Position-dependent variations in elasticity further emphasize the importance of standardizing tendon assessments. In our study, position 2, a neutral position, showed significant changes in elasticity with incremental loads, particularly in the upward direction. This observation aligns with studies that highlight the influence of tendon positioning on elasticity measurements [
21,
22]. For example, Zhang et al. evaluated elasticity in the Achilles tendon following surgical repair and noted that elasticity values correlated with functional outcomes during rehabilitation [
23]. These findings underscore the potential for SWE to assess load-specific and position-specific tendon behavior [
21,
22].
Another key observation in our study was the higher elasticity in the middle portion of the tendon compared to the insertional and myotendinous junction regions. This regional variation has been previously noted in studies such as that by Gadalla et al., who observed SWV differences along the course of the supraspinatus tendon [
4]. Their results indicate that the middle portion typically exhibits greater stiffness due to its higher collagen density and alignment. While their SWV values (6–8 m/s in healthy tendons) correspond to elasticity values in the range of 75–100 kPa, differences in SWE devices and methodologies likely account for the slightly higher measurements compared to our findings.
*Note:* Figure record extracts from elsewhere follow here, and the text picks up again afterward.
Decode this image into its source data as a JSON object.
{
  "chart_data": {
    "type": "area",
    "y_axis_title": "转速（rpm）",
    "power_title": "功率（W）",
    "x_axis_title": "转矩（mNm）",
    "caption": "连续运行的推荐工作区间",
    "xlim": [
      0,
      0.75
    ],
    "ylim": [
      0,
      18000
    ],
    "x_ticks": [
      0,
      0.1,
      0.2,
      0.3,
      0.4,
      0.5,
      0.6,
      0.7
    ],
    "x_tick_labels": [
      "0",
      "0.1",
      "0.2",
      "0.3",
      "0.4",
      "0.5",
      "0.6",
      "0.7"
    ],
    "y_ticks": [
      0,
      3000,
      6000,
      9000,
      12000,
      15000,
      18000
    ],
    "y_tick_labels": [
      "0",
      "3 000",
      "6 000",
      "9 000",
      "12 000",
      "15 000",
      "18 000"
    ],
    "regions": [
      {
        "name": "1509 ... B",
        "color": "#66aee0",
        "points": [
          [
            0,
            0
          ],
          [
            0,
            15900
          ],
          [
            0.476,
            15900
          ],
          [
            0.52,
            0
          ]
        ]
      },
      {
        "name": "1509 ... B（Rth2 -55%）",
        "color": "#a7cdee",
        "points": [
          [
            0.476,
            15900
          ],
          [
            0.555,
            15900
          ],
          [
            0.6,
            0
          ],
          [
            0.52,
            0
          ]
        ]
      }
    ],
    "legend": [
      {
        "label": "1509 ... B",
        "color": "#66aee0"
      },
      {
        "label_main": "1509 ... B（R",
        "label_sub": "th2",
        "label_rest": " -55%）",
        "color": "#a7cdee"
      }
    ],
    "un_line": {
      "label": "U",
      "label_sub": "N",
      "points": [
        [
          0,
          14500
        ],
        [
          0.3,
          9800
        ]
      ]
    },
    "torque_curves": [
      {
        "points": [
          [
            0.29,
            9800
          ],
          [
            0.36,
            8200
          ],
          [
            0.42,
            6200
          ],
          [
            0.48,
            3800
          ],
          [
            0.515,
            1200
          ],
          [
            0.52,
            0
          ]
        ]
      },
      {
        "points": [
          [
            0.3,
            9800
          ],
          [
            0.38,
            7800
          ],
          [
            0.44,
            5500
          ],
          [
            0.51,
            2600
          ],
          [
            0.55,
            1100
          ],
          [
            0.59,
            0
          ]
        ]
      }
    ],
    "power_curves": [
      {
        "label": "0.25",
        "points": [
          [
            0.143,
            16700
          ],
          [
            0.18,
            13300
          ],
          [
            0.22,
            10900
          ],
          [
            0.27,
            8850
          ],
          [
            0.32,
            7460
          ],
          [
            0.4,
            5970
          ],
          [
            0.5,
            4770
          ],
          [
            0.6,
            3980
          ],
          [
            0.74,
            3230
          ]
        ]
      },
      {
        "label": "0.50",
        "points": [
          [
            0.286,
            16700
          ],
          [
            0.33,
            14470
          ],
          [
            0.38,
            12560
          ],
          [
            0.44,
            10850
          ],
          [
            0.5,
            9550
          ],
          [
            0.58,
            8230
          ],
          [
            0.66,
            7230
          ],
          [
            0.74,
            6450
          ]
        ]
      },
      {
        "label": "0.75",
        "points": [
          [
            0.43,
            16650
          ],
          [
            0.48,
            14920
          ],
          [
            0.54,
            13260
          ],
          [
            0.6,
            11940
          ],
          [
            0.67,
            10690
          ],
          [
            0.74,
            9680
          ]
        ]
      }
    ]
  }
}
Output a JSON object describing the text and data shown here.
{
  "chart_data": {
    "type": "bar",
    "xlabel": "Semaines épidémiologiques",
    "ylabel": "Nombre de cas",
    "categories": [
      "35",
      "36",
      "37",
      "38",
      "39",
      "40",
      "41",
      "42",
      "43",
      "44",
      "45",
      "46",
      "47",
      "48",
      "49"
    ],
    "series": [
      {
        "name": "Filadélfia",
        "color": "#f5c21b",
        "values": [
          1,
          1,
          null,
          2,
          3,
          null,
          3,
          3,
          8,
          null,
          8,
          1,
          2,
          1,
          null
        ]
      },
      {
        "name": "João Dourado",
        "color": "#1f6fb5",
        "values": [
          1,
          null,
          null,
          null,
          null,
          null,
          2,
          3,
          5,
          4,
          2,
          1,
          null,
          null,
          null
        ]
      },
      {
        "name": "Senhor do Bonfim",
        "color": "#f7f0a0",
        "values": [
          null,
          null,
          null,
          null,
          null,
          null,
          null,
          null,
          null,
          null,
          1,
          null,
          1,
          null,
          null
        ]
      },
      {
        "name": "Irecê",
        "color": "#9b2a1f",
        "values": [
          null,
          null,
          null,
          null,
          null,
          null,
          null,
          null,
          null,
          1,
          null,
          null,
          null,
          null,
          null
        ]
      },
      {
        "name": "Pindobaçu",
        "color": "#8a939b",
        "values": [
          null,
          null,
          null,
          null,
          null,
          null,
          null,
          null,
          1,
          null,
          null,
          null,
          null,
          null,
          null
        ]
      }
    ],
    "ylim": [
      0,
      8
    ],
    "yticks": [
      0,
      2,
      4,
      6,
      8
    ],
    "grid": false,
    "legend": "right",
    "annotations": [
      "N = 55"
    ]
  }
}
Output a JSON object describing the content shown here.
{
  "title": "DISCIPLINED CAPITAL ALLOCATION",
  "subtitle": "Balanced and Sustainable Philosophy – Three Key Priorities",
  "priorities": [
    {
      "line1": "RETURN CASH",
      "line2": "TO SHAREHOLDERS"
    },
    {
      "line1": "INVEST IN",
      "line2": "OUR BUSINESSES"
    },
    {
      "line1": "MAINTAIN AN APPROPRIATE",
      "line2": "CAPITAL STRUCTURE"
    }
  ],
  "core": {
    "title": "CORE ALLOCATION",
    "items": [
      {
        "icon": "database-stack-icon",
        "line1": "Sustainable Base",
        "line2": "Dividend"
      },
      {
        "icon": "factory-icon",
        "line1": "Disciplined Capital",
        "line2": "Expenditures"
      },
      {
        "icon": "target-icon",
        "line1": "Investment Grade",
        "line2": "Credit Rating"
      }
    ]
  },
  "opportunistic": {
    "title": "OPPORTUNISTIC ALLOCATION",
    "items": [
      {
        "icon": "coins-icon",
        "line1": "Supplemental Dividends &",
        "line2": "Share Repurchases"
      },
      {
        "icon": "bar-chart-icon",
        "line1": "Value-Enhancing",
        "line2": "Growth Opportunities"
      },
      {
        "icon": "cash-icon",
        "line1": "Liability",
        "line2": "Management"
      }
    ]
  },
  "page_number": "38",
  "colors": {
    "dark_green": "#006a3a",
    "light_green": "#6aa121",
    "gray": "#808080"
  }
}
By combining positional and load-specific analyses, our study provides critical insights into tendon behavior under realistic conditions. The consistent increase in elasticity with load application supports the hypothesis that tendons exhibit strain-stiffening behavior, which is an essential biomechanical property that enables tendons to handle increased forces during functional activities. This finding is clinically significant as it highlights the importance of considering loading conditions when assessing tendon health, particularly for identifying early mechanical changes that may predispose tendons to injury [
3,
4,
10,
24].
While our study provides valuable insights, several limitations should be considered. SWE measurements were performed by a single operator, and inter-operator variability was not assessed. Future studies should explore larger cohorts, including individuals of different ages, and evaluate inter- and intra-observer reliability to establish robust reference values for clinical use. The sample size of 20 participants was determined based on similar prior studies assessing tendon elasticity using SWE. Although a formal power analysis was not performed, this limitation is acknowledged, and larger sample sizes are recommended to improve statistical power. Additionally, only the supraspinatus tendon of the dominant arm was assessed, limiting our ability to compare bilateral or asymmetrical tendon characteristics. Despite an equal number of male and female participants included in our study, sex/gender-based differences were not analyzed due to the limited sample size. Furthermore, participants’ habitual physical activity levels were not collected, which may influence tendon elasticity and its response to loading. These factors may affect the generalizability of the findings and should be addressed in future research.